INXS gave us the words: “You’re one of my kind”. “My kind” is a difficult turn of phrase. Questions arise over genealogy, country of origin, religion, sex, income levels, education, and the list just keeps going. Defining “My kind” is sort of a spectacularly onerous task when every human being is created unique.
Diversity is a key word in many corporate environments today, but there is still the search for the right “kind” in certain levels and circles of business. The search for our similarities is the search for the reasons we are together. Each man and woman, according to his or her purpose (and not qualities) can bond together with others in common ground. This does not make us the same, and this does not change our differences. Purpose holds the promise of achievements and changes brought about by the work employed. If “My kind” did not refer to any other commonality except the common purposes found in our hopes, dreams, goals, and work together, this phrase would carry forth an eloquent statement of humanity.
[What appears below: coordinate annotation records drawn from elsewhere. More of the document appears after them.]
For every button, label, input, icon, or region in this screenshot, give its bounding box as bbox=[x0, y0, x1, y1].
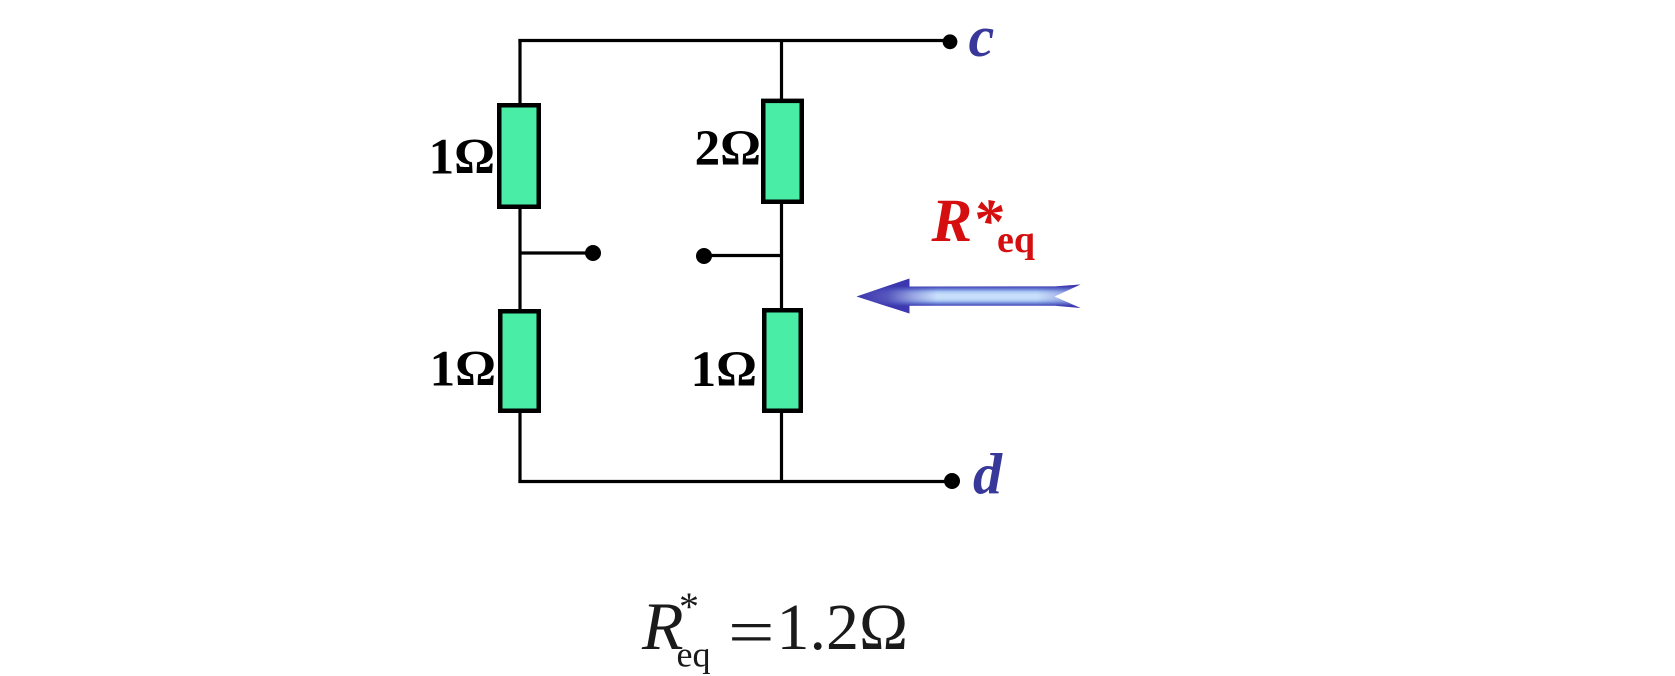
resistor 1ohm top-left bbox=[499, 105, 539, 207]
wire: top rail from branches to node c bbox=[518, 39, 950, 42]
svg-text:=: = bbox=[728, 596, 775, 669]
wire: left branch top segment bbox=[518, 39, 521, 104]
wire: right open stub bbox=[705, 254, 782, 257]
wire: right branch bottom segment bbox=[780, 410, 783, 483]
wire: left branch middle segment bbox=[518, 205, 521, 312]
svg-text:eq: eq bbox=[677, 635, 711, 675]
svg-text:1Ω: 1Ω bbox=[691, 342, 757, 398]
resistor 1ohm bottom-right bbox=[764, 310, 801, 411]
node c terminal dot bbox=[943, 34, 958, 49]
arrow: blue gradient arrow pointing left toward circuit bbox=[857, 279, 1081, 314]
svg-text:1Ω: 1Ω bbox=[430, 342, 496, 398]
resistor 2ohm top-right bbox=[763, 101, 802, 202]
wire: bottom rail from branches to node d bbox=[518, 480, 952, 483]
node: left stub terminal dot bbox=[585, 245, 601, 261]
node label c bbox=[969, 4, 995, 69]
label 1 ohm (top-left resistor) bbox=[429, 130, 495, 186]
node d terminal dot bbox=[944, 473, 960, 489]
wire: left open stub bbox=[520, 251, 592, 254]
svg-text:*: * bbox=[679, 584, 699, 629]
node label d bbox=[973, 442, 1003, 507]
formula: Req* = 1.2 ohm bbox=[641, 584, 908, 675]
svg-text:2Ω: 2Ω bbox=[695, 121, 761, 177]
label R*eq (red, equivalent resistance) bbox=[931, 188, 1036, 261]
svg-text:c: c bbox=[969, 4, 995, 69]
node: right stub terminal dot bbox=[696, 248, 712, 264]
wire: right branch middle segment bbox=[780, 200, 783, 311]
resistor 1ohm bottom-left bbox=[500, 311, 539, 411]
label 2 ohm (top-right resistor) bbox=[695, 121, 761, 177]
wire: left branch bottom segment bbox=[518, 410, 521, 483]
svg-text:1.2Ω: 1.2Ω bbox=[777, 591, 909, 664]
svg-text:R*: R* bbox=[931, 188, 1004, 255]
svg-text:d: d bbox=[973, 442, 1003, 507]
label 1 ohm (bottom-left resistor) bbox=[430, 342, 496, 398]
label 1 ohm (bottom-right resistor) bbox=[691, 342, 757, 398]
svg-text:1Ω: 1Ω bbox=[429, 130, 495, 186]
wire: right branch top segment bbox=[780, 39, 783, 100]
svg-text:eq: eq bbox=[997, 219, 1035, 261]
I do not hope to ever find “My kind”. Instead, I celebrate the differences in others and myself and accept that I will not always be comfortable with differences. In my neighborhood there is a bagpipe player, a motorcycle rider, and someone that works in their garage with a band saw. I have nothing in common with any of these traits, but we all do live in the same neighborhood environment. At times the sounds from all of these ring through the peaceful quiet of a calm housing development and this lets me know that there are others here with their own preferences standing their ground for the right to their own past-times.
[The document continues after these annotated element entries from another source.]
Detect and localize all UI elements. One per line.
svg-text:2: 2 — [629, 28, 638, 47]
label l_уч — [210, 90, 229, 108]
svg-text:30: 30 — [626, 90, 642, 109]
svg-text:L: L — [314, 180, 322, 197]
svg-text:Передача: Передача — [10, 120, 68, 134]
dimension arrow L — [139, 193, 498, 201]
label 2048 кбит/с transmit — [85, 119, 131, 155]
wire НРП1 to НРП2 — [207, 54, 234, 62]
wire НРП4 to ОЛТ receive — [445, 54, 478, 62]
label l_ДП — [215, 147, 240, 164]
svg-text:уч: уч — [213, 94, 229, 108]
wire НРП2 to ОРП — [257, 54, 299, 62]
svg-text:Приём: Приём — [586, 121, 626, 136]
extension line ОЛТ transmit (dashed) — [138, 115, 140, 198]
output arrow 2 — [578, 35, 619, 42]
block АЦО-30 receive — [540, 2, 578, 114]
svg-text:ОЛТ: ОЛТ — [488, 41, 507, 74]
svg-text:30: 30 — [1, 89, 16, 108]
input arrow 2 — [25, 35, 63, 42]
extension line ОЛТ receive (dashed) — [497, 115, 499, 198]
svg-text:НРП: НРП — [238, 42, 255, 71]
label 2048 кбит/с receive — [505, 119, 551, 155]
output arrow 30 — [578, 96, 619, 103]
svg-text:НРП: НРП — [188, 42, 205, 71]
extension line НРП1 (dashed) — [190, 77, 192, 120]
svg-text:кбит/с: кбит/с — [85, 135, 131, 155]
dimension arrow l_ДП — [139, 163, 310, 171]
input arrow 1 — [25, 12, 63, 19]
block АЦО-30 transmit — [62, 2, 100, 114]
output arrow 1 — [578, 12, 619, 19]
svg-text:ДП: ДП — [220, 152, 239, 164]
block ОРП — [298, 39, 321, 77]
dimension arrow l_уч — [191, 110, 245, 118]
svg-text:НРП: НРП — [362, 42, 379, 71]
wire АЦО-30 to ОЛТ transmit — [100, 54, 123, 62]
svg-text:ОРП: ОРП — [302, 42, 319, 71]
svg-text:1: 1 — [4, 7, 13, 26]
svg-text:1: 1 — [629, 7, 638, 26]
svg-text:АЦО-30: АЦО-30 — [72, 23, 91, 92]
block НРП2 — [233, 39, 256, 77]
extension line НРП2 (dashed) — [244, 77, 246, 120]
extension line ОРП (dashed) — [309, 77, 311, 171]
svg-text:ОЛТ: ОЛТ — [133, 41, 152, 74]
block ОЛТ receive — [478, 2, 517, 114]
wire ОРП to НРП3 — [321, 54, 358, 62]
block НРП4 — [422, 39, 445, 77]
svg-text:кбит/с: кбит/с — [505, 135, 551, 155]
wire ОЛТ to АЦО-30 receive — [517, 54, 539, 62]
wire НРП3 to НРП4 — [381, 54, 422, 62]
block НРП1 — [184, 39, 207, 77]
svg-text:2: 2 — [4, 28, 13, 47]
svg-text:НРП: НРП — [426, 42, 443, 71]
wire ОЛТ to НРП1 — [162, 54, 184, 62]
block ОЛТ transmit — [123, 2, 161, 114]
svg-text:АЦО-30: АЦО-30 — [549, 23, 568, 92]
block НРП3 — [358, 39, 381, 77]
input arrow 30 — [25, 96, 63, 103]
The rules of society should not be made to exclude or include others. Our societal rules are meant to allow those who choose to be together to come together and to protect our environments so that everyone may co-exist regardless of “My kind”, “Your kind”, or “Our kind”. We may not all be the same, but we agree to certain rules (such as the time of day and level that sounds in the neighborhood are best kept at).
Some would say “My kind” obeys the agreeable rules; others would claim that “My kind” always breaks rules. The idea of “My kind” interferes with autonomy (the capacity for self-determination) and autonomy is the essence of the reasons for societal rules and protections. A “group think” starts to happen around our rules, over “for” and “against”, and polarization starts to interfere with the capability of maintaining an environment that will support the survival of diversity. “My kind” likes the bagpipes, does not mind motorcycle noises done politely and does not care so much to hear the band saw going. Putting up with a little irritation at sounds once in awhile leaves me in a neighborhood with “My kind” of house and “My kind” of good neighbors- tradeoffs that I am happy to make.